Contracting for Personal Data

Is contracting for the collection, use, and transfer of data like contracting for the sale of a horse or a car or licensing a piece of software? Many are concerned that conventional principles of contract law are inadequate when some consumers may not know or misperceive the full consequences of their transactions. Such concerns have led to proposals for reform that deviate significantly from general rules of contract law. However, the merits of these proposals rest in part on testable empirical claims. We explore some of these claims using a hand-collected data set of privacy policies that dictate the terms of the collection, use, transfer, and security of personal data. We explore the extent to which those terms differ across markets before and after the adoption of the General Data Protection Regulation (GDPR). We find that compliance with the GDPR varies across markets in intuitive ways, indicating that firms take advantage of the flexibility offered by a contractual approach even when they must also comply with mandatory rules. We also compare terms offered to more and less sophisticated subjects to see whether firms may exploit information barriers by offering less favorable terms to more vulnerable subjects.

This paper was prepared for and presented at the NYU Law Review Symposium 2018 on “Data Law in a Global Digital Economy”. It was published by the NYU Law Review in Volume 94, Number 4 (October 2019), pp. 662-705.

Machines as the New Oompa-Loompas: Trade Secrecy, the Cloud, Machine Learning, and Automation

In previous work, I wrote about how trade secrecy drives the plot of Roald Dahl’s novel Charlie and the Chocolate Factory, explaining how the Oompa-Loompas are the ideal solution to Willy Wonka’s competitive problems. Since publishing that piece I have been struck by the proliferating Oompa-Loompas in contemporary life: computing machines filled with software and fed on data. These computers, software, and data might not look like Oompa-Loompas, but they function as Wonka’s tribe does: holding their secrets tightly and internally for the businesses for which these machines are deployed.

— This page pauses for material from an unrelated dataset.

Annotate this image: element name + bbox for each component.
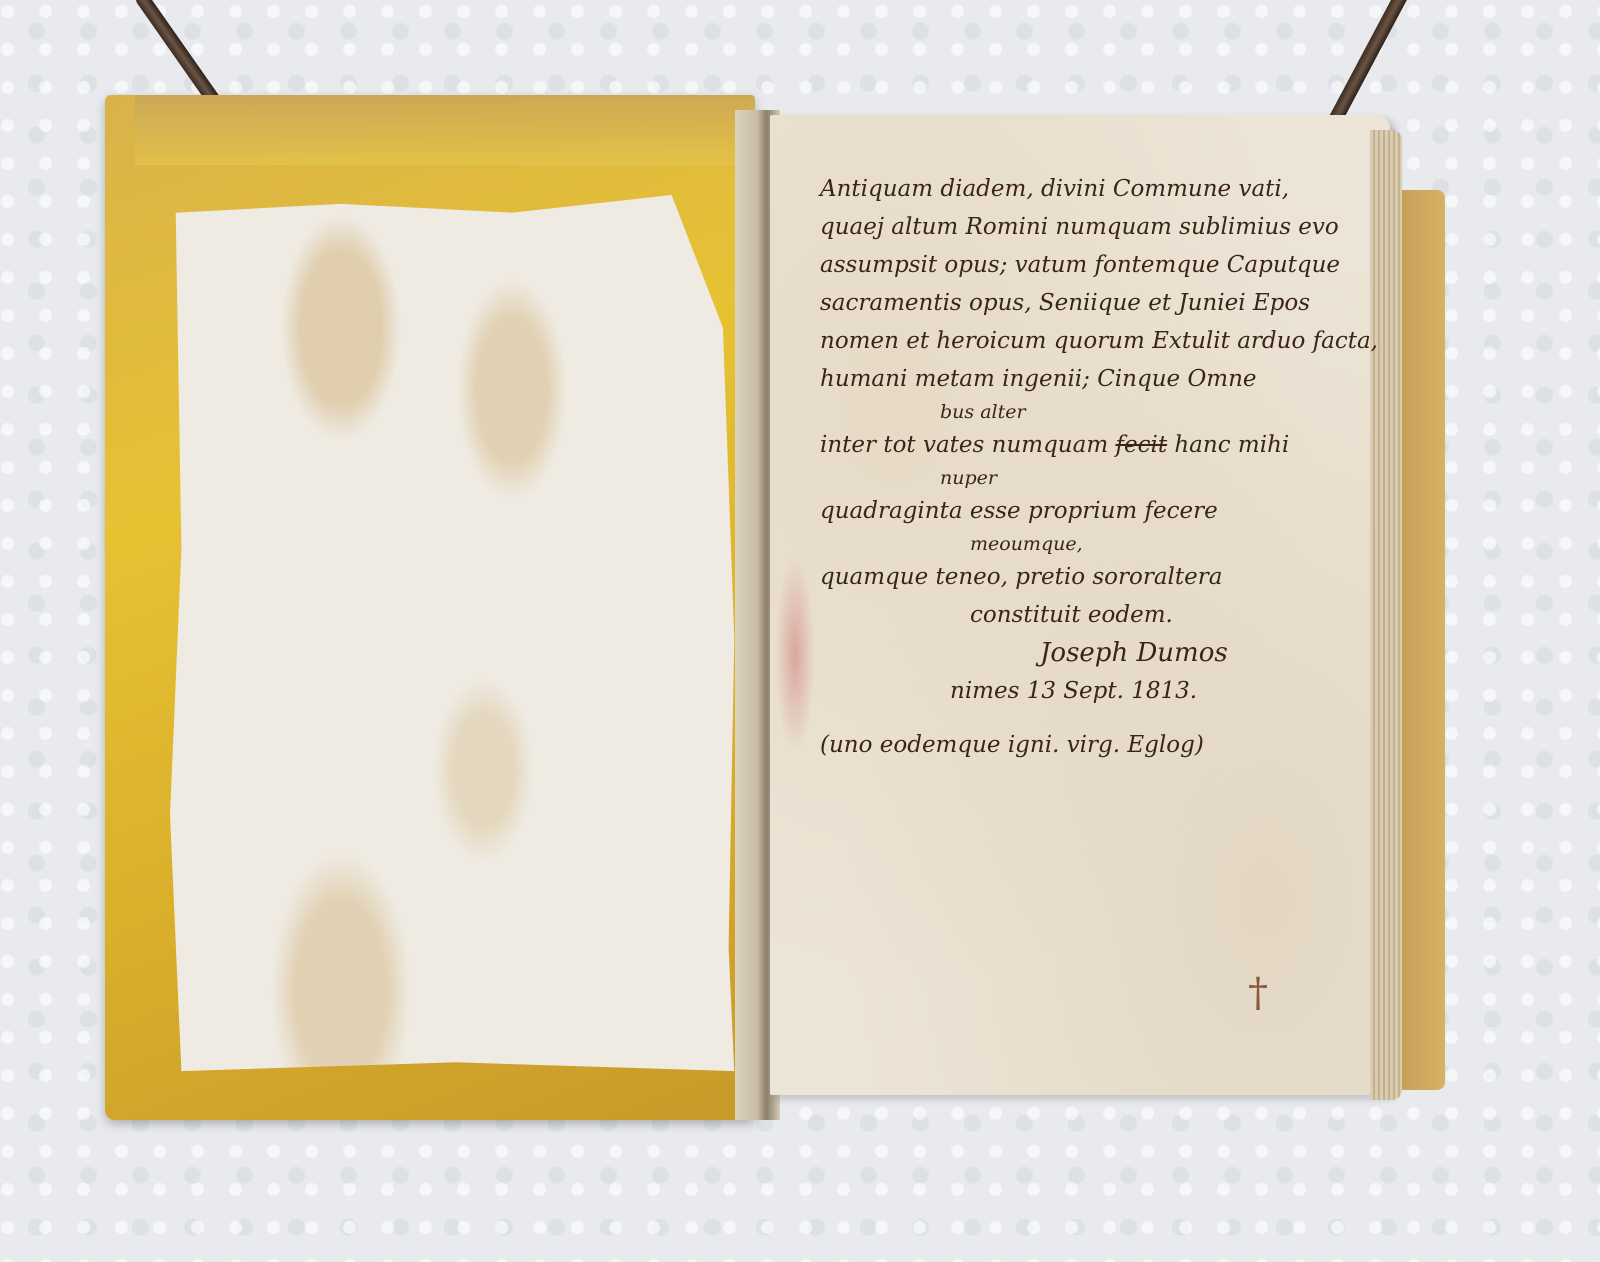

Computing machines were not always such effective secret-keeping Oompa Loompas. As this Article describes, at least three recent shifts in the computing industry—cloud computing, the increasing primacy of data and machine learning, and automation—have turned these machines into the new Oompa-Loompas. While new technologies enabled this shift, trade secret law has played an important role here as well. Like other intellectual property rights, trade secret law has a body of built-in limitations to ensure that the incentives offered by the law’s protection do not become so great that they harm follow-on innovation—new innovation that builds on existing innovation—and competition. This Article argues that, in light of the technological shifts in computing, the incentives that trade secret law currently provides to develop these contemporary Oompa-Loompas are excessive in relation to their worrisome effects on follow-on innovation and competition by others. These technological shifts allow businesses to circumvent trade secret law’s central limitations, thereby overfortifying trade secrecy protection. The Article then addresses how trade secret law might be changed—by removing or diminishing its protection—to restore balance for the good of both competition and innovation.

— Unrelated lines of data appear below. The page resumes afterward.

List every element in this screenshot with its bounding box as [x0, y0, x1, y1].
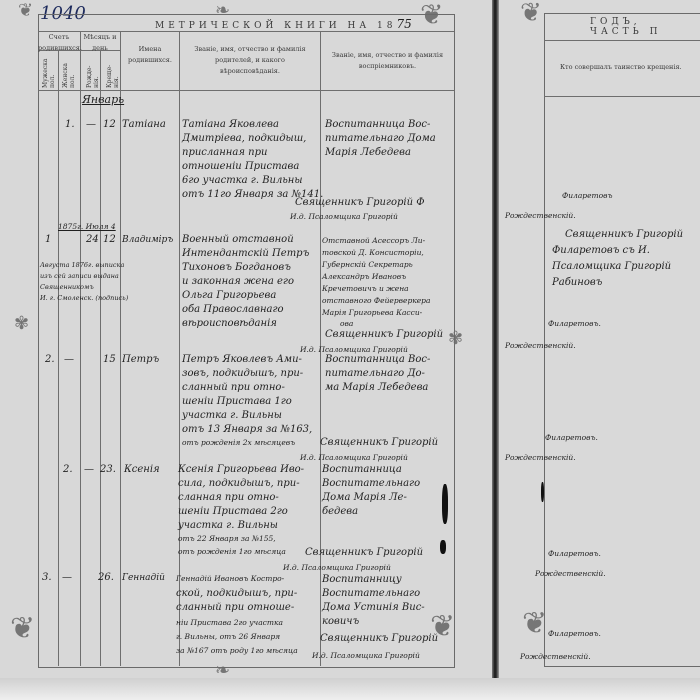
female-number: 1.: [65, 118, 75, 132]
parents-line: участка г. Вильны: [182, 409, 282, 423]
clergy-signature: Священникъ Григорій: [320, 632, 438, 646]
performed-by-line: Псаломщика Григорій: [552, 260, 671, 274]
parents-line: оба Православнаго: [182, 303, 284, 317]
right-header-rule: [544, 96, 700, 97]
parents-line: сланный при отно-: [182, 381, 285, 395]
parents-line: присланная при: [182, 146, 267, 160]
parents-line: вѣроисповѣданія: [182, 317, 277, 331]
godparents-line: бедева: [322, 505, 358, 519]
margin-note: изъ сей записи выдана: [40, 271, 119, 282]
baptism-day: 26.: [98, 571, 114, 585]
corner-ornament-right-page: ❦: [520, 4, 542, 22]
col-divider: [80, 31, 81, 666]
parents-line: Ольга Григорьева: [182, 289, 276, 303]
margin-note: И. г. Смоленск. (подпись): [40, 293, 128, 304]
clergy-signature: Священникъ Григорій: [320, 436, 438, 450]
parents-line: сила, подкидышъ, при-: [178, 477, 300, 491]
birth-day: —: [64, 353, 74, 367]
parents-line: ніи Пристава 2го участка: [176, 617, 283, 628]
godparents-line: ковичъ: [322, 615, 359, 629]
performed-by-line: Священникъ Григорій: [565, 228, 683, 242]
parents-line: отъ рожденія 1го мѣсяца: [178, 546, 286, 557]
parents-line: сланная при отно-: [178, 491, 279, 505]
performed-by-line: Рождественскій.: [505, 340, 576, 351]
godparents-line: Кречетовичъ и жена: [322, 283, 409, 294]
godparents-line: Марія Григорьева Касси-: [322, 307, 422, 318]
parents-line: Интендантскій Петръ: [182, 247, 309, 261]
parents-line: Тихоновъ Богдановъ: [182, 261, 291, 275]
header-baptism: Креще-нія.: [106, 56, 120, 88]
parents-line: 6го участка г. Вильны: [182, 174, 303, 188]
male-number: 3.: [42, 571, 52, 585]
parents-line: сланный при отноше-: [176, 601, 294, 615]
corner-ornament-bottom-left: ❦: [10, 620, 35, 638]
parents-line: отъ 13 Января за №163,: [182, 423, 312, 437]
right-title-rule: [544, 40, 700, 41]
margin-note: Августа 1876г. выписка: [40, 260, 124, 271]
clergy-signature: Священникъ Григорій Ф: [295, 196, 425, 210]
parents-line: шеніи Пристава 1го: [182, 395, 292, 409]
baptism-day: 12: [103, 118, 116, 132]
header-names: Имена родившихся.: [125, 44, 175, 66]
month-header: Январь: [82, 93, 124, 107]
female-number: 2.: [63, 463, 73, 477]
godparents-line: Дома Марія Ле-: [322, 491, 407, 505]
godparents-line: Воспитанница: [322, 463, 402, 477]
clergy-signature: Священникъ Григорій: [305, 546, 423, 560]
godparents-line: ма Марія Лебедева: [325, 381, 428, 395]
header-birth: Рожде-нія.: [86, 56, 100, 88]
godparents-line: Воспитанница Вос-: [325, 118, 430, 132]
performed-by-line: Рождественскій.: [505, 210, 576, 221]
parents-line: и законная жена его: [182, 275, 294, 289]
performed-by-line: Рождественскій.: [505, 452, 576, 463]
clergy-signature: Священникъ Григорій: [325, 328, 443, 342]
baptism-day: 23.: [100, 463, 116, 477]
godparents-line: Отставной Асессоръ Ли-: [322, 235, 425, 246]
godparents-line: Александръ Ивановъ: [322, 271, 406, 282]
side-ornament-left: ✾: [14, 315, 29, 333]
godparents-line: Марія Лебедева: [325, 146, 411, 160]
clergy-signature: И.д. Псаломщика Григорій: [283, 562, 391, 573]
child-name: Петръ: [122, 353, 159, 367]
godparents-line: отставного Фейерверкера: [322, 295, 430, 306]
ink-blot: [440, 540, 446, 554]
header-female: Женска пол.: [62, 56, 76, 88]
godparents-line: товской Д. Консисторіи,: [322, 247, 424, 258]
parents-line: Татіана Яковлева: [182, 118, 279, 132]
birth-day: —: [62, 571, 72, 585]
col-divider: [179, 31, 180, 666]
performed-by-line: Филаретовъ.: [548, 628, 601, 639]
parents-line: Дмитріева, подкидыш,: [182, 132, 306, 146]
header-parents: Званіе, имя, отчество и фамилія родителе…: [185, 44, 315, 77]
godparents-line: питательнаго До-: [325, 367, 425, 381]
clergy-signature: И.д. Псаломщика Григорій: [312, 650, 420, 661]
child-name: Геннадій: [122, 571, 165, 585]
parents-line: Петръ Яковлевъ Ами-: [182, 353, 302, 367]
parents-line: шеніи Пристава 2го: [178, 505, 288, 519]
header-count-born: Счетъ родившихся.: [38, 32, 80, 54]
corner-ornament-top-left: ❦: [18, 2, 33, 20]
ink-mark: [541, 482, 544, 502]
performed-by-line: Рабиновъ: [552, 276, 602, 290]
parents-line: отъ рожденія 2х мѣсяцевъ: [182, 437, 295, 448]
child-name: Владиміръ: [122, 233, 173, 247]
parents-line: отношеніи Пристава: [182, 160, 299, 174]
parents-line: Геннадій Ивановъ Костро-: [176, 573, 284, 584]
baptism-day: 15: [103, 353, 116, 367]
header-month-day: Мѣсяцъ и день: [80, 32, 120, 54]
col-divider: [120, 31, 121, 666]
baptism-day: 12: [103, 233, 116, 247]
performed-by-line: Филаретовъ.: [545, 432, 598, 443]
header-performed-by: Кто совершалъ таинство крещенія.: [560, 62, 700, 73]
parents-line: г. Вильны, отъ 26 Января: [176, 631, 280, 642]
page-bottom-edge: [0, 678, 700, 700]
header-male: Мужеска пол.: [42, 56, 56, 88]
godparents-line: Губернскій Секретарь: [322, 259, 413, 270]
ink-blot: [442, 484, 448, 524]
col-divider: [58, 50, 59, 666]
birth-day: —: [84, 463, 94, 477]
parents-line: участка г. Вильны: [178, 519, 278, 533]
godparents-line: Воспитанница Вос-: [325, 353, 430, 367]
male-number: 2.: [45, 353, 55, 367]
performed-by-line: Филаретовъ съ И.: [552, 244, 650, 258]
parents-line: отъ 22 Января за №155,: [178, 533, 276, 544]
birth-day: 24: [86, 233, 99, 247]
performed-by-line: Филаретовъ: [562, 190, 613, 201]
margin-note: Священникомъ: [40, 282, 94, 293]
birth-day: —: [86, 118, 96, 132]
clergy-signature: И.д. Псаломщика Григорій: [290, 211, 398, 222]
parents-line: зовъ, подкидышъ, при-: [182, 367, 303, 381]
performed-by-line: Рождественскій.: [520, 651, 591, 662]
clergy-signature: И.д. Псаломщика Григорій: [300, 452, 408, 463]
godparents-line: Воспитательнаго: [322, 587, 420, 601]
parents-line: за №167 отъ роду 1го мѣсяца: [176, 645, 298, 656]
child-name: Ксенія: [124, 463, 160, 477]
book-gutter: [492, 0, 499, 700]
parents-line: Ксенія Григорьева Иво-: [178, 463, 304, 477]
godparents-line: Воспитательнаго: [322, 477, 420, 491]
performed-by-line: Рождественскій.: [535, 568, 606, 579]
godparents-line: Воспитанницу: [322, 573, 402, 587]
parents-line: ской, подкидышъ, при-: [176, 587, 297, 601]
godparents-line: питательнаго Дома: [325, 132, 436, 146]
child-name: Татіана: [122, 118, 166, 132]
date-note: 1875г. Июля 4: [58, 221, 116, 232]
parents-line: Военный отставной: [182, 233, 294, 247]
performed-by-line: Филаретовъ.: [548, 548, 601, 559]
godparents-line: Дома Устинія Вис-: [322, 601, 425, 615]
header-godparents: Званіе, имя, отчество и фамилія воспріем…: [325, 50, 450, 72]
performed-by-line: Филаретовъ.: [548, 318, 601, 329]
male-number: 1: [45, 233, 51, 247]
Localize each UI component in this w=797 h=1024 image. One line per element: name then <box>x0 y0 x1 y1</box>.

Ideas contained in this paper were discussed during the roundtable on data ownership at the NYU Law Review Symposium 2018 on “Data Law in a Global Digital Economy”. The paper was published by the NYU Law Review in Volume 94, Number 4 (October 2019), pp. 706-736.

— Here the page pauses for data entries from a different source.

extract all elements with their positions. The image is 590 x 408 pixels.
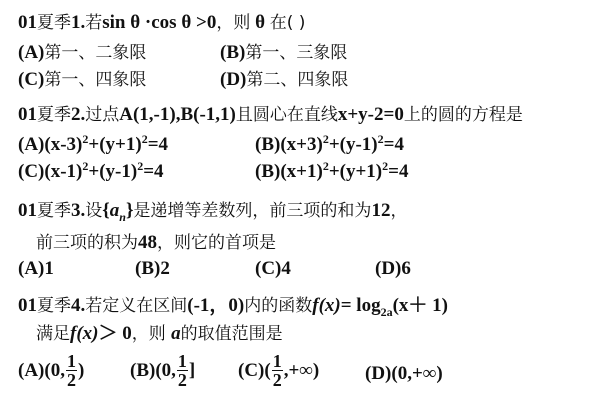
option-value: 4	[281, 258, 291, 279]
q2-season: 夏季	[37, 105, 71, 125]
option-expr: (x-1)	[44, 161, 82, 182]
question-2-stem: 01夏季2.过点A(1,-1),B(-1,1)且圆心在直线x+y-2=0上的圆的…	[18, 104, 523, 126]
q1-option-c: (C)第一、四象限	[18, 69, 146, 91]
option-expr: +(y+1)	[88, 134, 141, 155]
q2-line-equation: x+y-2=0	[338, 104, 404, 125]
q2-points: A(1,-1),B(-1,1)	[119, 104, 236, 125]
option-label: (A)	[18, 258, 44, 279]
q1-text: 若	[85, 13, 102, 33]
q2-prefix: 01	[18, 104, 37, 125]
q1-season: 夏季	[37, 13, 71, 33]
q4-number: 4.	[71, 295, 85, 316]
q3-text: ，	[390, 201, 407, 221]
q4-option-c: (C)( 12 ,+∞)	[238, 352, 319, 389]
q1-blank: 在( )	[270, 13, 306, 33]
q3-text: ，则它的首项是	[157, 233, 276, 253]
option-expr: (x-3)	[44, 134, 82, 155]
q2-option-c: (C)(x-1)2+(y-1)2=4	[18, 161, 164, 183]
option-expr: +(y+1)	[329, 161, 382, 182]
option-label: (B)	[255, 134, 280, 155]
option-expr: =4	[384, 134, 404, 155]
question-4-stem: 01夏季4.若定义在区间(-1，0)内的函数f(x)= log2a(x＋ 1)	[18, 295, 448, 317]
option-value: 6	[401, 258, 411, 279]
question-4-stem-line2: 满足f(x)＞ 0，则 a的取值范围是	[36, 323, 283, 345]
q4-function-arg: (x)	[76, 323, 98, 344]
option-expr: +(y-1)	[88, 161, 137, 182]
option-text: 第一、四象限	[44, 70, 146, 90]
q4-prefix: 01	[18, 295, 37, 316]
option-label: (C)	[18, 69, 44, 90]
option-value: 2	[160, 258, 170, 279]
q4-option-b: (B)(0, 12 ]	[130, 352, 195, 389]
q3-season: 夏季	[37, 201, 71, 221]
q3-brace: {	[102, 200, 110, 221]
option-text: 第一、三象限	[245, 43, 347, 63]
q3-option-c: (C)4	[255, 258, 291, 280]
q3-text: 设	[85, 201, 102, 221]
fraction: 12	[66, 352, 77, 389]
option-label: (D)	[220, 69, 246, 90]
q2-text: 上的圆的方程是	[404, 105, 523, 125]
option-label: (B)	[130, 360, 155, 382]
q4-text: 内的函数	[244, 296, 312, 316]
q4-variable-a: a	[171, 323, 181, 344]
option-expr: (0,+∞)	[391, 363, 442, 385]
q2-option-a: (A)(x-3)2+(y+1)2=4	[18, 134, 168, 156]
q3-sum: 12	[371, 200, 390, 221]
q1-text: ，则	[216, 13, 250, 33]
q4-option-a: (A)(0, 12 )	[18, 352, 84, 389]
q2-option-d: (B)(x+1)2+(y+1)2=4	[255, 161, 408, 183]
option-expr: =4	[388, 161, 408, 182]
q3-product: 48	[138, 232, 157, 253]
q3-prefix: 01	[18, 200, 37, 221]
fraction: 12	[272, 352, 283, 389]
q2-option-b: (B)(x+3)2+(y-1)2=4	[255, 134, 404, 156]
q2-text: 过点	[85, 105, 119, 125]
q1-option-d: (D)第二、四象限	[220, 69, 348, 91]
q1-number: 1.	[71, 12, 85, 33]
q3-option-a: (A)1	[18, 258, 54, 280]
numerator: 1	[272, 352, 283, 371]
question-1-stem: 01夏季1.若sin θ ·cos θ >0，则 θ 在( )	[18, 12, 305, 34]
q4-interval: (-1，0)	[187, 295, 244, 316]
q3-option-d: (D)6	[375, 258, 411, 280]
q4-text: 若定义在区间	[85, 296, 187, 316]
q1-option-a: (A)第一、二象限	[18, 42, 146, 64]
q4-text: ，则	[132, 324, 171, 344]
q3-number: 3.	[71, 200, 85, 221]
option-label: (C)	[238, 360, 264, 382]
option-label: (D)	[365, 363, 391, 385]
q2-number: 2.	[71, 104, 85, 125]
q4-log: = log	[341, 295, 381, 316]
denominator: 2	[177, 371, 188, 389]
option-label: (D)	[375, 258, 401, 279]
numerator: 1	[177, 352, 188, 371]
option-expr: =4	[143, 161, 163, 182]
q4-function-arg: (x)	[319, 295, 341, 316]
question-3-stem-line2: 前三项的积为48，则它的首项是	[36, 232, 276, 254]
q3-subscript: n	[119, 210, 126, 224]
option-label: (B)	[220, 42, 245, 63]
option-expr: )	[78, 360, 84, 382]
q3-sequence-var: a	[110, 200, 120, 221]
option-label: (B)	[135, 258, 160, 279]
q4-text: 满足	[36, 324, 70, 344]
option-text: 第二、四象限	[246, 70, 348, 90]
q4-log-base: 2a	[381, 305, 393, 319]
option-expr: ,+∞)	[284, 360, 319, 382]
denominator: 2	[66, 371, 77, 389]
q1-prefix: 01	[18, 12, 37, 33]
option-expr: (	[264, 360, 270, 382]
option-expr: ]	[189, 360, 195, 382]
option-label: (A)	[18, 360, 44, 382]
option-expr: =4	[148, 134, 168, 155]
q3-option-b: (B)2	[135, 258, 170, 280]
option-value: 1	[44, 258, 54, 279]
question-3-stem: 01夏季3.设{an}是递增等差数列，前三项的和为12，	[18, 200, 407, 222]
fraction: 12	[177, 352, 188, 389]
q1-expression: sin θ ·cos θ >0	[102, 12, 216, 33]
q3-text: 前三项的积为	[36, 233, 138, 253]
q1-option-b: (B)第一、三象限	[220, 42, 347, 64]
q4-option-d: (D)(0,+∞)	[365, 363, 443, 385]
denominator: 2	[272, 371, 283, 389]
option-label: (A)	[18, 42, 44, 63]
option-expr: (0,	[44, 360, 65, 382]
q1-theta: θ	[250, 12, 269, 33]
numerator: 1	[66, 352, 77, 371]
option-text: 第一、二象限	[44, 43, 146, 63]
option-expr: +(y-1)	[329, 134, 378, 155]
option-expr: (x+3)	[280, 134, 322, 155]
q4-log-arg: (x＋ 1)	[393, 295, 448, 316]
q4-condition: ＞ 0	[98, 323, 131, 344]
option-expr: (0,	[155, 360, 176, 382]
q4-season: 夏季	[37, 296, 71, 316]
option-label: (C)	[255, 258, 281, 279]
option-label: (C)	[18, 161, 44, 182]
q4-text: 的取值范围是	[181, 324, 283, 344]
option-label: (A)	[18, 134, 44, 155]
option-expr: (x+1)	[280, 161, 322, 182]
option-label: (B)	[255, 161, 280, 182]
q2-text: 且圆心在直线	[236, 105, 338, 125]
q3-text: 是递增等差数列，前三项的和为	[133, 201, 371, 221]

Digital Megaregulation Uncontested? TPP’s Model for the Global Digital Economy

The United States championed the creation of new rules for the digital economy in TPP. Analyzing this effort as “digital megaregulation” foregrounds aspects that the conventional “digital trade” framing tends to conceal. On both accounts, TPP’s most consequential rules for the digital economy relate to questions of data governance. In this regard, TPP reflects the Silicon Valley Consensus of uninhibited data flows and permissive privacy regulation. The paper argues that the CPTPP parties endorsed the Silicon Valley Consensus due to a lack of alternatives and persistent misperceptions about the realities of the global digital economy, partly attributable to the dominant digital trade framing. It suggests a new approach for the inclusion of data governance provisions in future international trade agreements that offers more flexibility for innovative digital industrial policies and experimental data regulation.

This paper was published in Megaregulation Contested: Global Economic Ordering After TPP (edited by Benedict Kingsbury, David M. Malone, Paul Mertenskötter, Richard B. Stewart, Thomas Streinz, and Atsushi Sunami, Oxford University Press 2019), chapter 14 (pp. 312-342).